In 102 total at-bats this year, Drew is batting .255 with seven home runs and 16 RBI.

“I’m just here doing the job, you know?” Drew said before his second consecutive start on Sunday. “I know my role, I know Murph’s down for a bit and it helps — you’ve got to have a strong bench and we’ve been able to do that the first half. I’ve had a lot of experience in this game and I’ve changed some things with hitting in the offseason and I’m just glad to see the dividends of it.”

Baker also acknowledged the benefit of adjustments Drew has made at the plate over the course of the season following the electric 3-for-4 performance.

“We try to get him some at-bats so he can stay sharp and you can tell he was coming,” Baker said. “Earlier in the year, he had the Yankee Stadium stroke where he was pulling everything. I talked to [hitting coach] Rick Schu, who had him in Arizona, and he was using the big part of the field, he would still pull. When he starts going to left-center field and up the middle, you know that he’s really locked in.”
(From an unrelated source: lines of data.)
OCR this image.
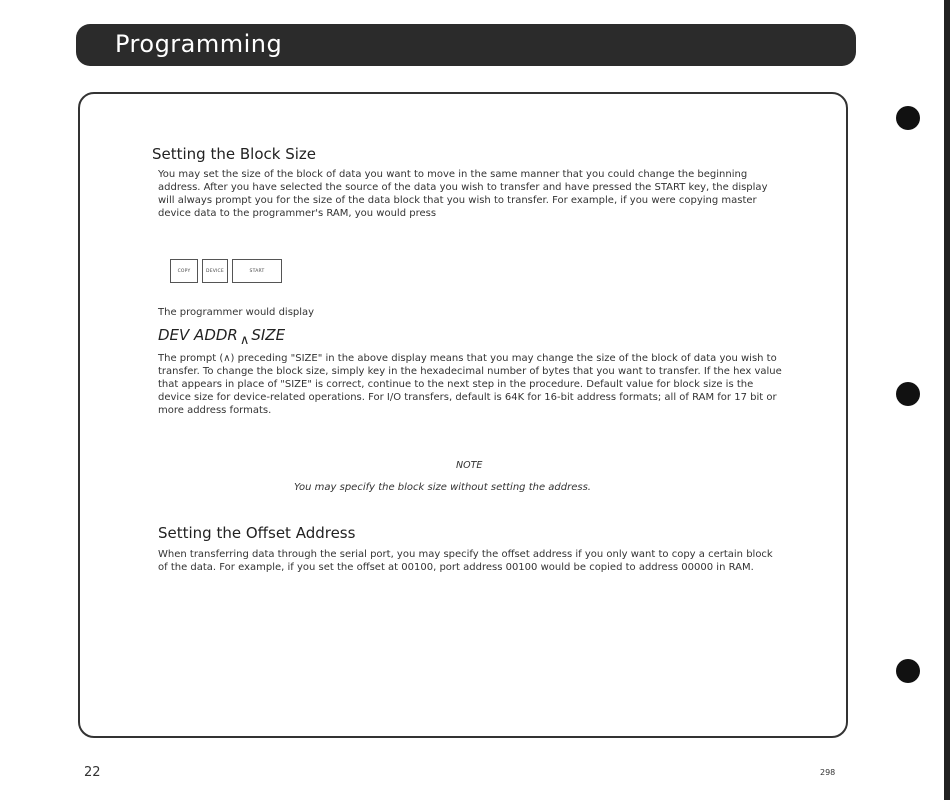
Programming
Setting the Block Size

You may set the size of the block of data you want to move in the same manner that you could change the beginning address. After you have selected the source of the data you wish to transfer and have pressed the START key, the display will always prompt you for the size of the data block that you wish to transfer. For example, if you were copying master device data to the programmer's RAM, you would press

COPY	DEVICE	START

The programmer would display

DEV ADDR ∧ SIZE

The prompt (∧) preceding "SIZE" in the above display means that you may change the size of the block of data you wish to transfer. To change the block size, simply key in the hexadecimal number of bytes that you want to transfer. If the hex value that appears in place of "SIZE" is correct, continue to the next step in the procedure. Default value for block size is the device size for device-related operations. For I/O transfers, default is 64K for 16-bit address formats; all of RAM for 17 bit or more address formats.

NOTE
You may specify the block size without setting the address.
Setting the Offset Address

When transferring data through the serial port, you may specify the offset address if you only want to copy a certain block of the data. For example, if you set the offset at 00100, port address 00100 would be copied to address 00000 in RAM.

22	298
Down 1-0 to the Pirates in the bottom of the fifth on Friday, Robinson — starting for Zimmerman and batting eighth — smacked a game-tying RBI single. Later in the seventh, his second base hit of the game sparked a four-run rally. The 5-1 victory was capped by a two-run homer by another bench presence, Michael A. Taylor, who got the starting nod over Ben Revere.

While Taylor has seen only 27 less at-bats than Revere’s 225 this season, the 31-year-old Robinson gets far fewer behind Zimmerman. But as Baker pointed out, that hasn’t stopped the left-hander from producing.
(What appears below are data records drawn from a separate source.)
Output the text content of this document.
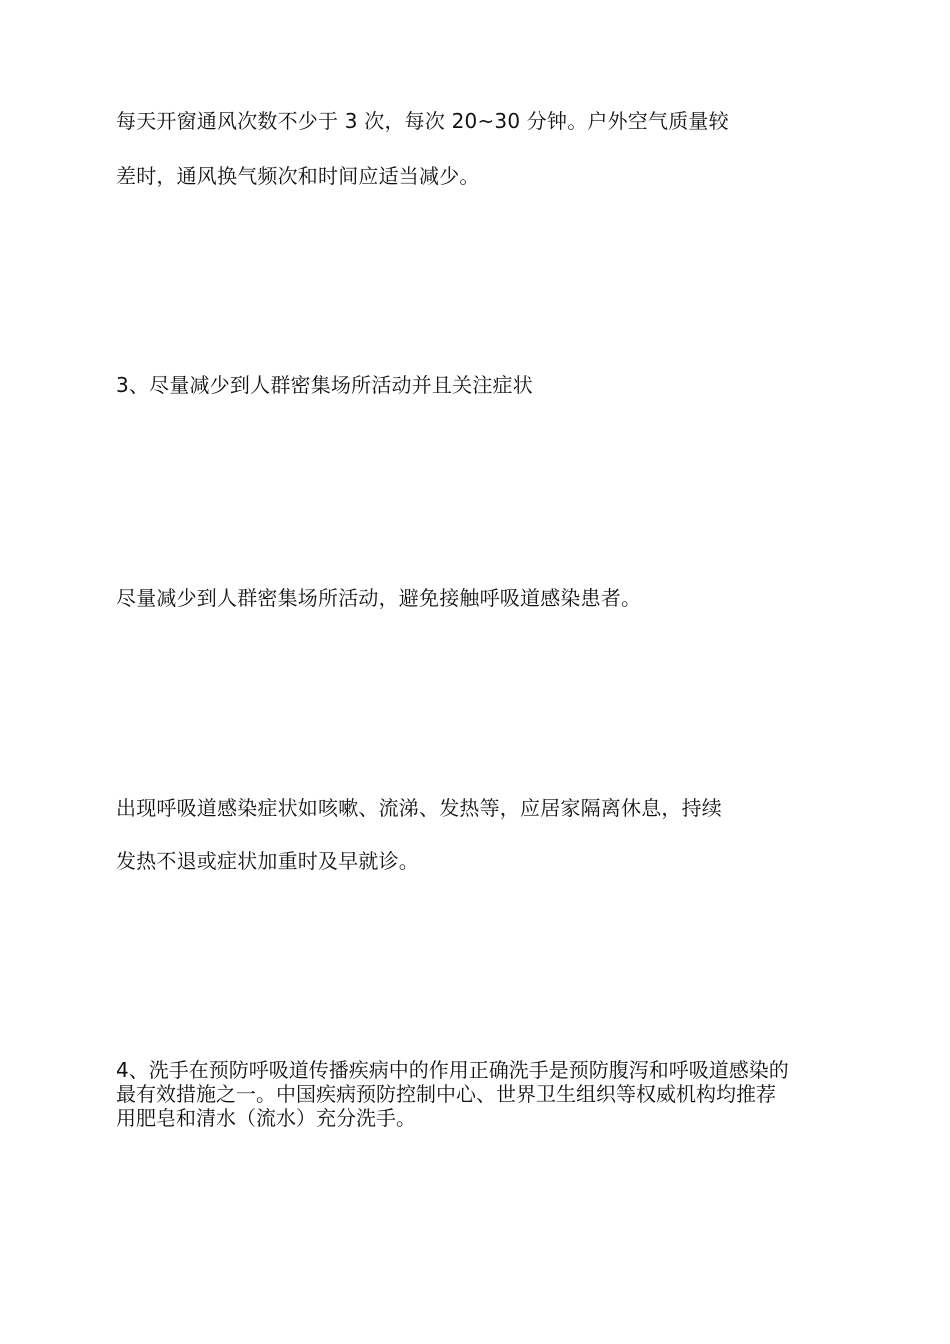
每天开窗通风次数不少于 3 次，每次 20~30 分钟。户外空气质量较

差时，通风换气频次和时间应适当减少。

3、尽量减少到人群密集场所活动并且关注症状

尽量减少到人群密集场所活动，避免接触呼吸道感染患者。

出现呼吸道感染症状如咳嗽、流涕、发热等，应居家隔离休息，持续

发热不退或症状加重时及早就诊。

4、洗手在预防呼吸道传播疾病中的作用正确洗手是预防腹泻和呼吸道感染的
最有效措施之一。中国疾病预防控制中心、世界卫生组织等权威机构均推荐
用肥皂和清水（流水）充分洗手。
“Big Robinson, he’s always ready,” Baker said after Friday’s game. “He got some big hits for us, he tied the game up off [Francisco] Liriano and then he got another hit that started a rally. Clint has been a lifesaver for us and especially in [Zimmerman’s] absence.”

The left-hander, who is batting .213 overall with 19 RBI in 108 total at-bats, also came up big just before the All-Star break.

Despite going a combined 2-for-9 over the three-game series against the New York Mets at Citi Field, Robinson hit a two-run shot, his fifth of the season, on July 9 to clinch a 3-1 decision over his team’s NL East foe.

Drafted by the Kansas City Royals in the 25th round in 2007, Robinson saw action in just 13 major league games until joining the Nationals in 2015, despite winning a minor league Triple Crown title in 2010.

During the New York road trip, Baker touched on Robinson’s work ethic and survival-mode mentality as a driving force behind his success.

“It’s not only his stroke, but the guy can hit and he works hard,” Baker said. “We try to get him to smile and have some fun sometimes, but I guess it’s hard to have fun when you’re thinking you might be the guy sent out, because he’s been that guy.”

With Murphy set to return Tuesday night for the Nationals’ series-opener with the Los Angeles Dodgers, Drew will likely be bumped off the starting lineup. Robinson, however, could find himself there for a while longer as no clear return date has been set for Zimmerman. Each has been ready when called this season.